Zia Lucia aprì la porta della mia stanza insieme ad un uomo in divisa.

«I carabinieri? Perché i carabinieri?»

Avevo da poco smesso di piangere. Nascosi il fazzoletto bagnato di lacrime sotto il cuscino, cercando di non farmi notare da nessuno dei due.

«Non sono un carabiniere. Sono un... poliziotto, se vuoi chiamarmi così.»

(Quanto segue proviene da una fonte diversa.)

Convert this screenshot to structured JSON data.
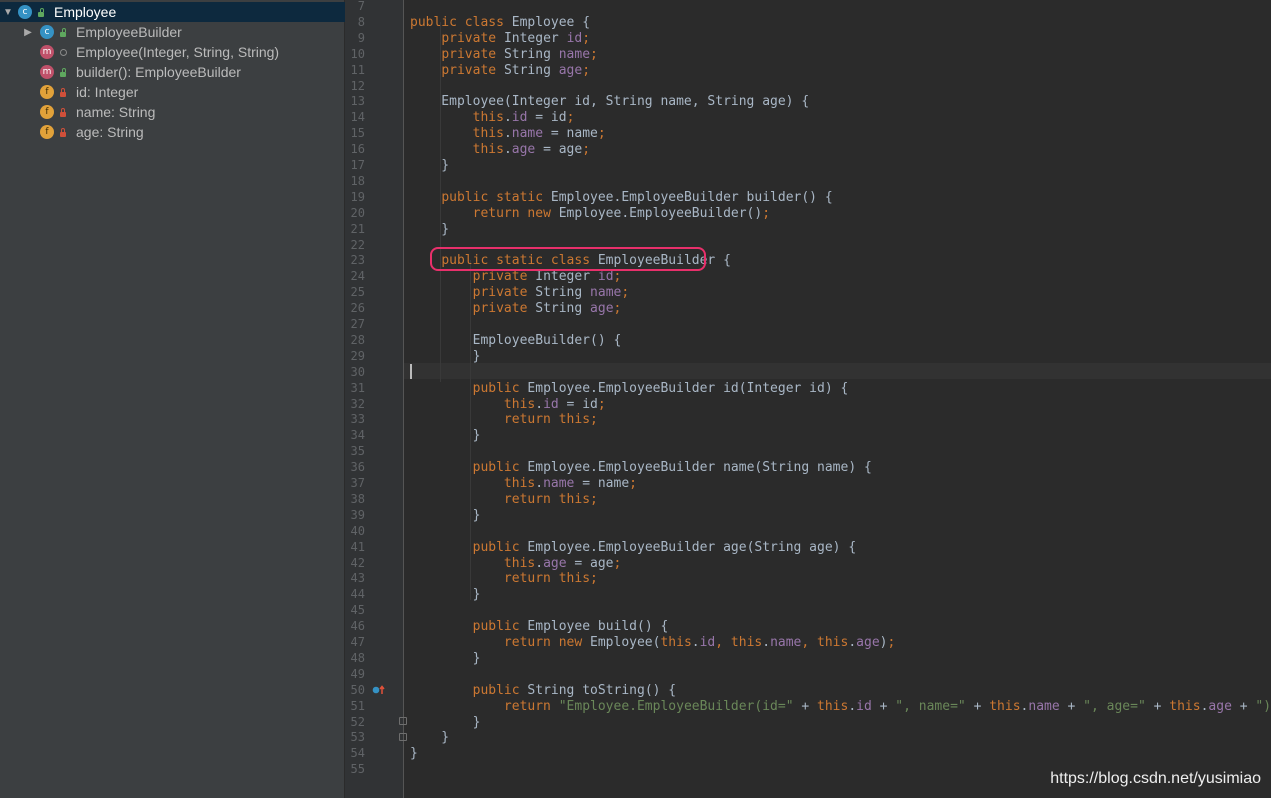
{
  "structure": {
    "items": [
      {
        "label": "Employee",
        "badge": "c",
        "visibility": "public",
        "expanded": true,
        "selected": true
      },
      {
        "label": "EmployeeBuilder",
        "badge": "c",
        "visibility": "public",
        "expanded": false
      },
      {
        "label": "Employee(Integer, String, String)",
        "badge": "m",
        "visibility": "package"
      },
      {
        "label": "builder(): EmployeeBuilder",
        "badge": "m",
        "visibility": "public"
      },
      {
        "label": "id: Integer",
        "badge": "f",
        "visibility": "private"
      },
      {
        "label": "name: String",
        "badge": "f",
        "visibility": "private"
      },
      {
        "label": "age: String",
        "badge": "f",
        "visibility": "private"
      }
    ]
  },
  "editor": {
    "line_numbers": [
      "7",
      "8",
      "9",
      "10",
      "11",
      "12",
      "13",
      "14",
      "15",
      "16",
      "17",
      "18",
      "19",
      "20",
      "21",
      "22",
      "23",
      "24",
      "25",
      "26",
      "27",
      "28",
      "29",
      "30",
      "31",
      "32",
      "33",
      "34",
      "35",
      "36",
      "37",
      "38",
      "39",
      "40",
      "41",
      "42",
      "43",
      "44",
      "45",
      "46",
      "47",
      "48",
      "49",
      "50",
      "51",
      "52",
      "53",
      "54",
      "55"
    ],
    "lines": [
      [],
      [
        [
          "kw",
          "public class "
        ],
        [
          "t",
          "Employee {"
        ]
      ],
      [
        [
          "t",
          "    "
        ],
        [
          "kw",
          "private "
        ],
        [
          "t",
          "Integer "
        ],
        [
          "fld",
          "id"
        ],
        [
          "kw",
          ";"
        ]
      ],
      [
        [
          "t",
          "    "
        ],
        [
          "kw",
          "private "
        ],
        [
          "t",
          "String "
        ],
        [
          "fld",
          "name"
        ],
        [
          "kw",
          ";"
        ]
      ],
      [
        [
          "t",
          "    "
        ],
        [
          "kw",
          "private "
        ],
        [
          "t",
          "String "
        ],
        [
          "fld",
          "age"
        ],
        [
          "kw",
          ";"
        ]
      ],
      [],
      [
        [
          "t",
          "    Employee(Integer id, String name, String age) {"
        ]
      ],
      [
        [
          "t",
          "        "
        ],
        [
          "kw",
          "this"
        ],
        [
          "t",
          "."
        ],
        [
          "fld",
          "id"
        ],
        [
          "t",
          " = id"
        ],
        [
          "kw",
          ";"
        ]
      ],
      [
        [
          "t",
          "        "
        ],
        [
          "kw",
          "this"
        ],
        [
          "t",
          "."
        ],
        [
          "fld",
          "name"
        ],
        [
          "t",
          " = name"
        ],
        [
          "kw",
          ";"
        ]
      ],
      [
        [
          "t",
          "        "
        ],
        [
          "kw",
          "this"
        ],
        [
          "t",
          "."
        ],
        [
          "fld",
          "age"
        ],
        [
          "t",
          " = age"
        ],
        [
          "kw",
          ";"
        ]
      ],
      [
        [
          "t",
          "    }"
        ]
      ],
      [],
      [
        [
          "t",
          "    "
        ],
        [
          "kw",
          "public static "
        ],
        [
          "t",
          "Employee.EmployeeBuilder builder() {"
        ]
      ],
      [
        [
          "t",
          "        "
        ],
        [
          "kw",
          "return new "
        ],
        [
          "t",
          "Employee.EmployeeBuilder()"
        ],
        [
          "kw",
          ";"
        ]
      ],
      [
        [
          "t",
          "    }"
        ]
      ],
      [],
      [
        [
          "t",
          "    "
        ],
        [
          "kw",
          "public static class "
        ],
        [
          "t",
          "EmployeeBuilder {"
        ]
      ],
      [
        [
          "t",
          "        "
        ],
        [
          "kw",
          "private "
        ],
        [
          "t",
          "Integer "
        ],
        [
          "fld",
          "id"
        ],
        [
          "kw",
          ";"
        ]
      ],
      [
        [
          "t",
          "        "
        ],
        [
          "kw",
          "private "
        ],
        [
          "t",
          "String "
        ],
        [
          "fld",
          "name"
        ],
        [
          "kw",
          ";"
        ]
      ],
      [
        [
          "t",
          "        "
        ],
        [
          "kw",
          "private "
        ],
        [
          "t",
          "String "
        ],
        [
          "fld",
          "age"
        ],
        [
          "kw",
          ";"
        ]
      ],
      [],
      [
        [
          "t",
          "        EmployeeBuilder() {"
        ]
      ],
      [
        [
          "t",
          "        }"
        ]
      ],
      [],
      [
        [
          "t",
          "        "
        ],
        [
          "kw",
          "public "
        ],
        [
          "t",
          "Employee.EmployeeBuilder id(Integer id) {"
        ]
      ],
      [
        [
          "t",
          "            "
        ],
        [
          "kw",
          "this"
        ],
        [
          "t",
          "."
        ],
        [
          "fld",
          "id"
        ],
        [
          "t",
          " = id"
        ],
        [
          "kw",
          ";"
        ]
      ],
      [
        [
          "t",
          "            "
        ],
        [
          "kw",
          "return this;"
        ]
      ],
      [
        [
          "t",
          "        }"
        ]
      ],
      [],
      [
        [
          "t",
          "        "
        ],
        [
          "kw",
          "public "
        ],
        [
          "t",
          "Employee.EmployeeBuilder name(String name) {"
        ]
      ],
      [
        [
          "t",
          "            "
        ],
        [
          "kw",
          "this"
        ],
        [
          "t",
          "."
        ],
        [
          "fld",
          "name"
        ],
        [
          "t",
          " = name"
        ],
        [
          "kw",
          ";"
        ]
      ],
      [
        [
          "t",
          "            "
        ],
        [
          "kw",
          "return this;"
        ]
      ],
      [
        [
          "t",
          "        }"
        ]
      ],
      [],
      [
        [
          "t",
          "        "
        ],
        [
          "kw",
          "public "
        ],
        [
          "t",
          "Employee.EmployeeBuilder age(String age) {"
        ]
      ],
      [
        [
          "t",
          "            "
        ],
        [
          "kw",
          "this"
        ],
        [
          "t",
          "."
        ],
        [
          "fld",
          "age"
        ],
        [
          "t",
          " = age"
        ],
        [
          "kw",
          ";"
        ]
      ],
      [
        [
          "t",
          "            "
        ],
        [
          "kw",
          "return this;"
        ]
      ],
      [
        [
          "t",
          "        }"
        ]
      ],
      [],
      [
        [
          "t",
          "        "
        ],
        [
          "kw",
          "public "
        ],
        [
          "t",
          "Employee build() {"
        ]
      ],
      [
        [
          "t",
          "            "
        ],
        [
          "kw",
          "return new "
        ],
        [
          "t",
          "Employee("
        ],
        [
          "kw",
          "this"
        ],
        [
          "t",
          "."
        ],
        [
          "fld",
          "id"
        ],
        [
          "kw",
          ", this"
        ],
        [
          "t",
          "."
        ],
        [
          "fld",
          "name"
        ],
        [
          "kw",
          ", this"
        ],
        [
          "t",
          "."
        ],
        [
          "fld",
          "age"
        ],
        [
          "t",
          ")"
        ],
        [
          "kw",
          ";"
        ]
      ],
      [
        [
          "t",
          "        }"
        ]
      ],
      [],
      [
        [
          "t",
          "        "
        ],
        [
          "kw",
          "public "
        ],
        [
          "t",
          "String toString() {"
        ]
      ],
      [
        [
          "t",
          "            "
        ],
        [
          "kw",
          "return "
        ],
        [
          "str",
          "\"Employee.EmployeeBuilder(id=\""
        ],
        [
          "t",
          " + "
        ],
        [
          "kw",
          "this"
        ],
        [
          "t",
          "."
        ],
        [
          "fld",
          "id"
        ],
        [
          "t",
          " + "
        ],
        [
          "str",
          "\", name=\""
        ],
        [
          "t",
          " + "
        ],
        [
          "kw",
          "this"
        ],
        [
          "t",
          "."
        ],
        [
          "fld",
          "name"
        ],
        [
          "t",
          " + "
        ],
        [
          "str",
          "\", age=\""
        ],
        [
          "t",
          " + "
        ],
        [
          "kw",
          "this"
        ],
        [
          "t",
          "."
        ],
        [
          "fld",
          "age"
        ],
        [
          "t",
          " + "
        ],
        [
          "str",
          "\")\""
        ],
        [
          "kw",
          ";"
        ]
      ],
      [
        [
          "t",
          "        }"
        ]
      ],
      [
        [
          "t",
          "    }"
        ]
      ],
      [
        [
          "t",
          "}"
        ]
      ],
      []
    ]
  },
  "watermark": "https://blog.csdn.net/yusimiao",
  "colors": {
    "keyword": "#cc7832",
    "string": "#6a8759",
    "field": "#9876aa",
    "text": "#a9b7c6",
    "highlight": "#e8306b"
  }
}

Si era avvicinato al mio lettino. Io, seduto e appoggiato con la schiena al muro, gli avevo stretto la mano quando si era presentato.

«Sono l'ispettore Castoresi, ma non è che mi piaccia molto essere chiamato così. Chiamami Romolo, ti va?»

Sussurrai un "va bene" cercando, con tutto me stesso, di non piangere di nuovo.

Romolo si girò verso zia, tentando di parlare con quanta più calma gli fosse possibile.

«Vorrei farmi una chiacchierata in privato con questo ragazzo. Ci lascia cinque minuti da soli?»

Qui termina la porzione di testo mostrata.